Azure Cosmos DB is Microsoft’s globally distributed, multi-model database service for NoSQL workloads.

Key Design Considerations:
  • Consistency Models:
    • Strong: Always returns the most recent committed write across all Regions; highest consistency, but increased latency.
    • Bounded Staleness: Reads lag behind writes by a set window; balances consistency and performance.
    • Session: Guarantees consistency within a single client session; ideal for user-centric scenarios.
    • Eventual: Fastest and most available, but data may be temporarily inconsistent across Regions.
  • Partitioning:
    • Selecting an effective partition key is crucial for distributing data evenly and achieving horizontal scalability. Poor partitioning can cause "hot partitions" and throttling.
  • Data Modeling:
    • Cosmos DB favors denormalized, embedded document structures to optimize for read performance and minimize cross-partition queries.
  • Cost Optimization:
    • Throughput is provisioned in Request Units (RUs). Efficient queries, proper indexing, and right-sizing RUs (or using autoscale throughput) help control costs.

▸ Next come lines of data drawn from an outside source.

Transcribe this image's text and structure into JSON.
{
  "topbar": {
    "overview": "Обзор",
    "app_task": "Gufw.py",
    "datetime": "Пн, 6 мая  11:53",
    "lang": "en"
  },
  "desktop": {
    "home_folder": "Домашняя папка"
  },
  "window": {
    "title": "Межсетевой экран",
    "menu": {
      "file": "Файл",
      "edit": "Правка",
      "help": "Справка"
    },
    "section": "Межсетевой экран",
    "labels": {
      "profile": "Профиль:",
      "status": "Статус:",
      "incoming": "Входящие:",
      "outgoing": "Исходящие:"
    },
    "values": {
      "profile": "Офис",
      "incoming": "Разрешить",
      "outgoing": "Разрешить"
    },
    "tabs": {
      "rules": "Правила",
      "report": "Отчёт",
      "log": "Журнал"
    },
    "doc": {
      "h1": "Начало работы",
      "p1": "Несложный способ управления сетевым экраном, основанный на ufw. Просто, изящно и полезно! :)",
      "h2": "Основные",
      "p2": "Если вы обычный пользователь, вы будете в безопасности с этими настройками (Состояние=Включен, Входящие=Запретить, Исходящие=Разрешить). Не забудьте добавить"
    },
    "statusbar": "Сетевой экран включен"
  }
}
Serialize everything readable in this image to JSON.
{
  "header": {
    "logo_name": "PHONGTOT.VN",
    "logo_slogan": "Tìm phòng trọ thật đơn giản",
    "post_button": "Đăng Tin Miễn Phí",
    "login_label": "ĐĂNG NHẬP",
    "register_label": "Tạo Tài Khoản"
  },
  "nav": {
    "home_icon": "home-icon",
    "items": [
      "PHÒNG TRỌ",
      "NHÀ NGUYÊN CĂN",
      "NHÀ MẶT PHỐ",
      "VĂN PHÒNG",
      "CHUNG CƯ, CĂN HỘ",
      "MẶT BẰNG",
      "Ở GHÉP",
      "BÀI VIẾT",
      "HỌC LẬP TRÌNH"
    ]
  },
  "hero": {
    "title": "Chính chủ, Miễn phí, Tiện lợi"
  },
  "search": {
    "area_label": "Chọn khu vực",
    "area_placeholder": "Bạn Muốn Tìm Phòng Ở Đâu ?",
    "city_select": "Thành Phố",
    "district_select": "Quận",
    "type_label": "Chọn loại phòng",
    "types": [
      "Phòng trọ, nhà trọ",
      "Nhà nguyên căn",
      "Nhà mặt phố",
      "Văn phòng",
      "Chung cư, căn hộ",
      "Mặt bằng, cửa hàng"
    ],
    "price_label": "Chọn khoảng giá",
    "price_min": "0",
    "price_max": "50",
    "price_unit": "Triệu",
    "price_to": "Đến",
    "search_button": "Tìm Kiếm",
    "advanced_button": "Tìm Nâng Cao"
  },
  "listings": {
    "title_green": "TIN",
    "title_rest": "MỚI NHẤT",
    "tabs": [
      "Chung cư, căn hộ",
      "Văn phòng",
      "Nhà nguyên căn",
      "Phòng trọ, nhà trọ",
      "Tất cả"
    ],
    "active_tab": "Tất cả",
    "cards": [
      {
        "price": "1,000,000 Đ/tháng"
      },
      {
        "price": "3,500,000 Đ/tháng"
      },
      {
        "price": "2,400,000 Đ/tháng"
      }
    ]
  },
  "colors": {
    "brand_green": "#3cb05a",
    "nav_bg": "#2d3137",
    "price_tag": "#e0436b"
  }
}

⚠️ Common Pitfall: Choosing a poor partition key. A key that doesn't have high cardinality (many unique values) will cause all traffic to hit a single physical partition, creating a "hot partition" that throttles requests and negates the scalability benefits of the service.

Key Trade-Offs:
  • Consistency vs. Latency/Availability: Stronger consistency levels in a globally distributed database inherently lead to higher write latency and potentially lower availability during network partitions, as per the CAP theorem.

Reflection Question: How does designing for Azure Cosmos DB, leveraging its global distribution, tunable consistency models, and partitioning strategy, fundamentally enable your application to provide high availability, low latency, and flexible schema for a modern, scalable global application?